Long story short, this is what happens when you have:

unsigned char n = 255; /* highest possible value for an unsigned char */

n = n + 1; /* now n is "overflowing" (although the terminology is not correct) to 0 */
printf("overflow: 255 + 1 = %u\n", n);
   
n = n - 1; /* n will now "underflow" from 0 to 255; */
printf("underflow: 0 - 1 = %u\n", n);
   
n *= 2; /* n will now be (255 * 2) % 256 = 254; 
        /* when the result is too high, modulo with 2 to the power of 8 is used */ 
        /* for an 8 bit variable such as unsigned char; */
printf("large overflow: 255 * 2 = %u\n", n);   
   
n = n * (-2) + 100; /* n should now be -408 which is 104 in terms of unsigned char. */
                       /* (Logic is this: 408 % 256 = 152; 256 - 152 = 104) */
printf("large underflow: 255 * 2 = %u\n", n);

The result of that is (compiled with gcc 11.1, flags -Wall -Wextra -std=c99):

overflow: 255 + 1 = 0
underflow: 0 - 1 = 255
large overflow: 255 * 2 = 254
large underflow: 255 * 2 = 104

Now the scientific version: The comments above represent just a mathematical model of what is going on. To better understand what is actually happening, the following rules apply:

  1. Integer promotion:

Integer types smaller than int are promoted when an operation is performed on them.
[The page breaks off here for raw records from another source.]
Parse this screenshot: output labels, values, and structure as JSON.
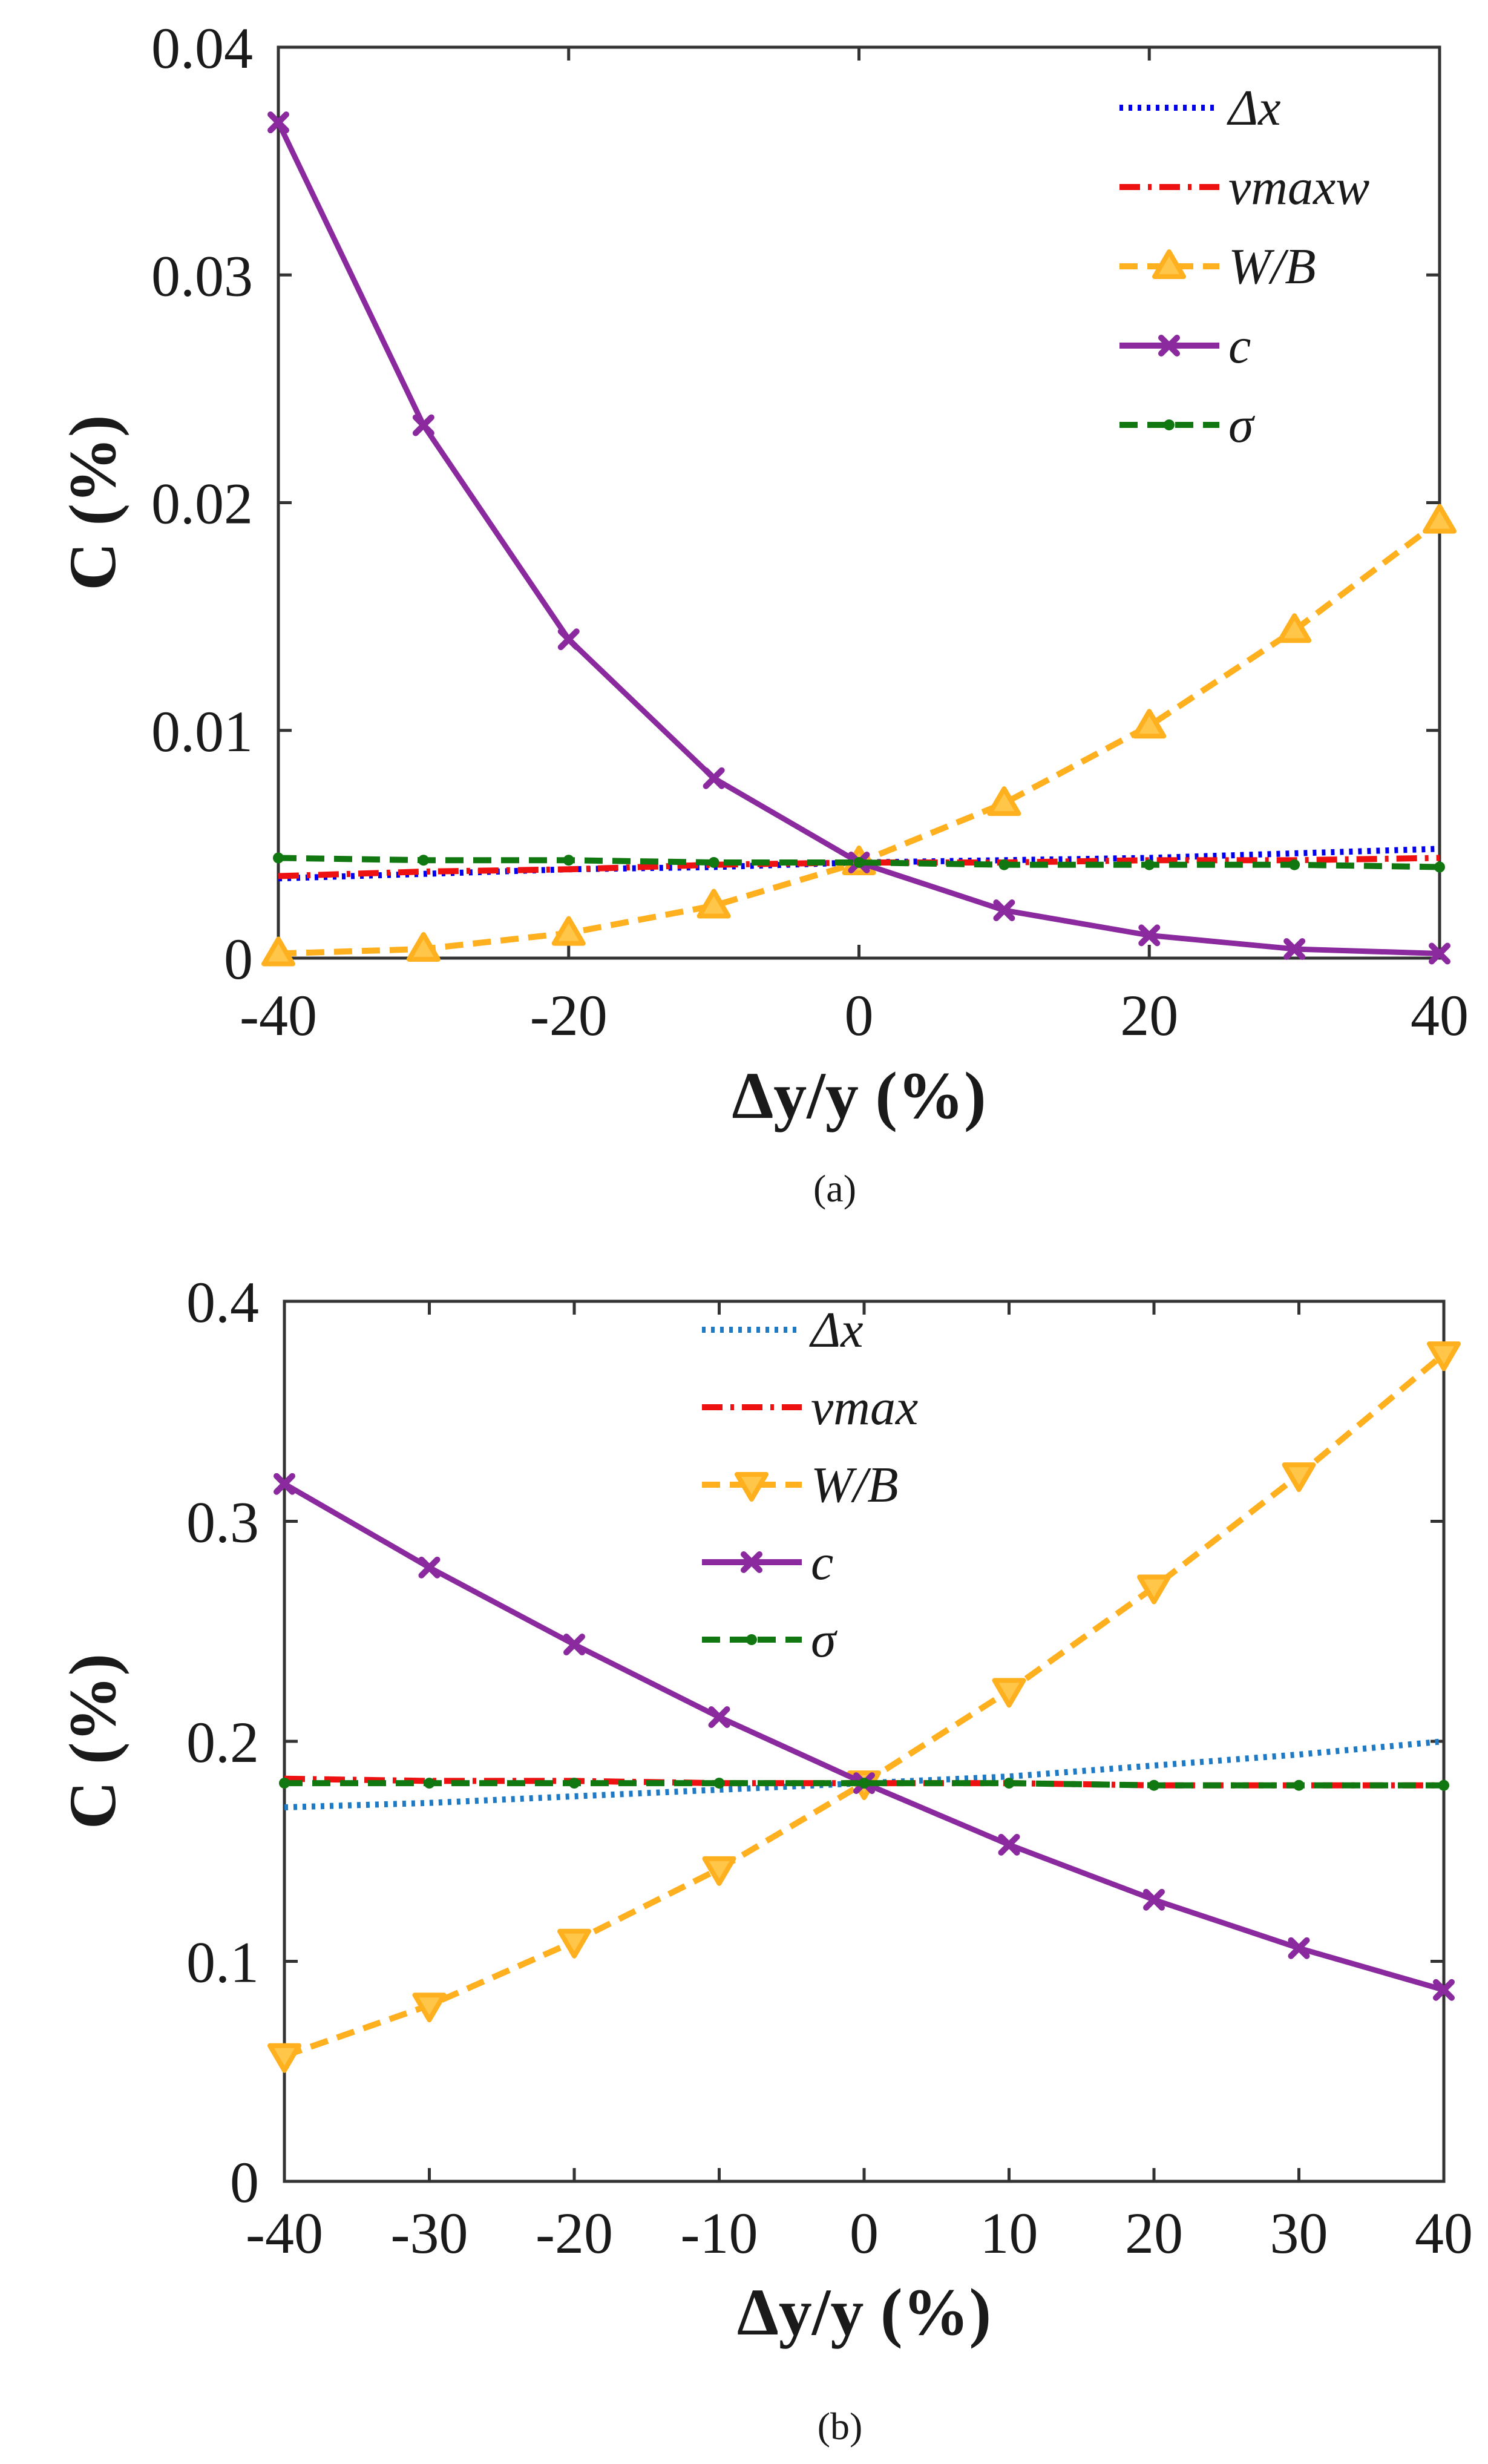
{
  "chart_data": [
    {
      "type": "line",
      "caption": "(a)",
      "xlabel": "Δy/y (%)",
      "ylabel": "C (%)",
      "xlim": [
        -40,
        40
      ],
      "ylim": [
        0,
        0.04
      ],
      "xticks": [
        -40,
        -20,
        0,
        20,
        40
      ],
      "xtick_labels": [
        "-40",
        "-20",
        "0",
        "20",
        "40"
      ],
      "yticks": [
        0,
        0.01,
        0.02,
        0.03,
        0.04
      ],
      "ytick_labels": [
        "0",
        "0.01",
        "0.02",
        "0.03",
        "0.04"
      ],
      "x": [
        -40,
        -30,
        -20,
        -10,
        0,
        10,
        20,
        30,
        40
      ],
      "legend_position": "top-right",
      "grid": false,
      "series": [
        {
          "name": "Δx",
          "color": "#0000ee",
          "style": "dotted",
          "marker": "none",
          "values": [
            0.0035,
            0.0037,
            0.0039,
            0.004,
            0.0042,
            0.0043,
            0.0044,
            0.0046,
            0.0048
          ]
        },
        {
          "name": "vmaxw",
          "color": "#ee1111",
          "style": "dashdot",
          "marker": "none",
          "values": [
            0.0036,
            0.0038,
            0.0039,
            0.0041,
            0.0042,
            0.0042,
            0.0043,
            0.0043,
            0.0044
          ]
        },
        {
          "name": "W/B",
          "color": "#ffb01f",
          "style": "dashed",
          "marker": "triangle-up",
          "values": [
            0.0002,
            0.0004,
            0.0011,
            0.0023,
            0.0042,
            0.0068,
            0.0102,
            0.0144,
            0.0192
          ]
        },
        {
          "name": "c",
          "color": "#8b2a9e",
          "style": "solid",
          "marker": "x",
          "values": [
            0.0367,
            0.0234,
            0.014,
            0.0079,
            0.0042,
            0.0021,
            0.001,
            0.0004,
            0.0002
          ]
        },
        {
          "name": "σ",
          "color": "#117711",
          "style": "dashed",
          "marker": "dot",
          "values": [
            0.0044,
            0.0043,
            0.0043,
            0.0042,
            0.0042,
            0.0041,
            0.0041,
            0.0041,
            0.004
          ]
        }
      ]
    },
    {
      "type": "line",
      "caption": "(b)",
      "xlabel": "Δy/y (%)",
      "ylabel": "C (%)",
      "xlim": [
        -40,
        40
      ],
      "ylim": [
        0,
        0.4
      ],
      "xticks": [
        -40,
        -30,
        -20,
        -10,
        0,
        10,
        20,
        30,
        40
      ],
      "xtick_labels": [
        "-40",
        "-30",
        "-20",
        "-10",
        "0",
        "10",
        "20",
        "30",
        "40"
      ],
      "yticks": [
        0,
        0.1,
        0.2,
        0.3,
        0.4
      ],
      "ytick_labels": [
        "0",
        "0.1",
        "0.2",
        "0.3",
        "0.4"
      ],
      "x": [
        -40,
        -30,
        -20,
        -10,
        0,
        10,
        20,
        30,
        40
      ],
      "legend_position": "top-center",
      "grid": false,
      "series": [
        {
          "name": "Δx",
          "color": "#1e7ac4",
          "style": "dotted",
          "marker": "none",
          "values": [
            0.17,
            0.172,
            0.175,
            0.178,
            0.181,
            0.184,
            0.189,
            0.194,
            0.2
          ]
        },
        {
          "name": "vmax",
          "color": "#ee1111",
          "style": "dashdot",
          "marker": "none",
          "values": [
            0.183,
            0.182,
            0.182,
            0.181,
            0.181,
            0.181,
            0.18,
            0.18,
            0.18
          ]
        },
        {
          "name": "W/B",
          "color": "#ffb01f",
          "style": "dashed",
          "marker": "triangle-down",
          "values": [
            0.057,
            0.08,
            0.109,
            0.142,
            0.181,
            0.223,
            0.27,
            0.321,
            0.376
          ]
        },
        {
          "name": "c",
          "color": "#8b2a9e",
          "style": "solid",
          "marker": "x",
          "values": [
            0.317,
            0.279,
            0.244,
            0.211,
            0.181,
            0.153,
            0.128,
            0.106,
            0.087
          ]
        },
        {
          "name": "σ",
          "color": "#117711",
          "style": "dashed",
          "marker": "dot",
          "values": [
            0.181,
            0.181,
            0.181,
            0.181,
            0.181,
            0.181,
            0.18,
            0.18,
            0.18
          ]
        }
      ]
    }
  ]
}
If all values of the original type can be represented as an int, the value of the smaller type is converted to an int; otherwise, it is converted to an unsigned int.

So what actually happens in memory when the computer does n = 255; n = n + 1; is this: First, the right side is evaluated as an int (signed), because the result fits in a signed int according to the rule of integer promotion. So the right side of the expression becomes in binary: 0b00000000000000000000000011111111 + 0b00000000000000000000000000000001 = 0b00000000000000000000000100000000 (a 32 bit int).

  1. Truncation

The 32-bit int loses the most significant 24 bits when being assigned back to an 8-bit number.

So, when 0b00000000000000000000000100000000 is assigned to variable n, which is an unsigned char, the 32-bit value is truncated to an 8-bit value (only the right-most 8 bits are copied) => n becomes 0b00000000.

The same thing happens for each operation. The expression on the right side evaluates to a signed int, than it is truncated to 8 bits.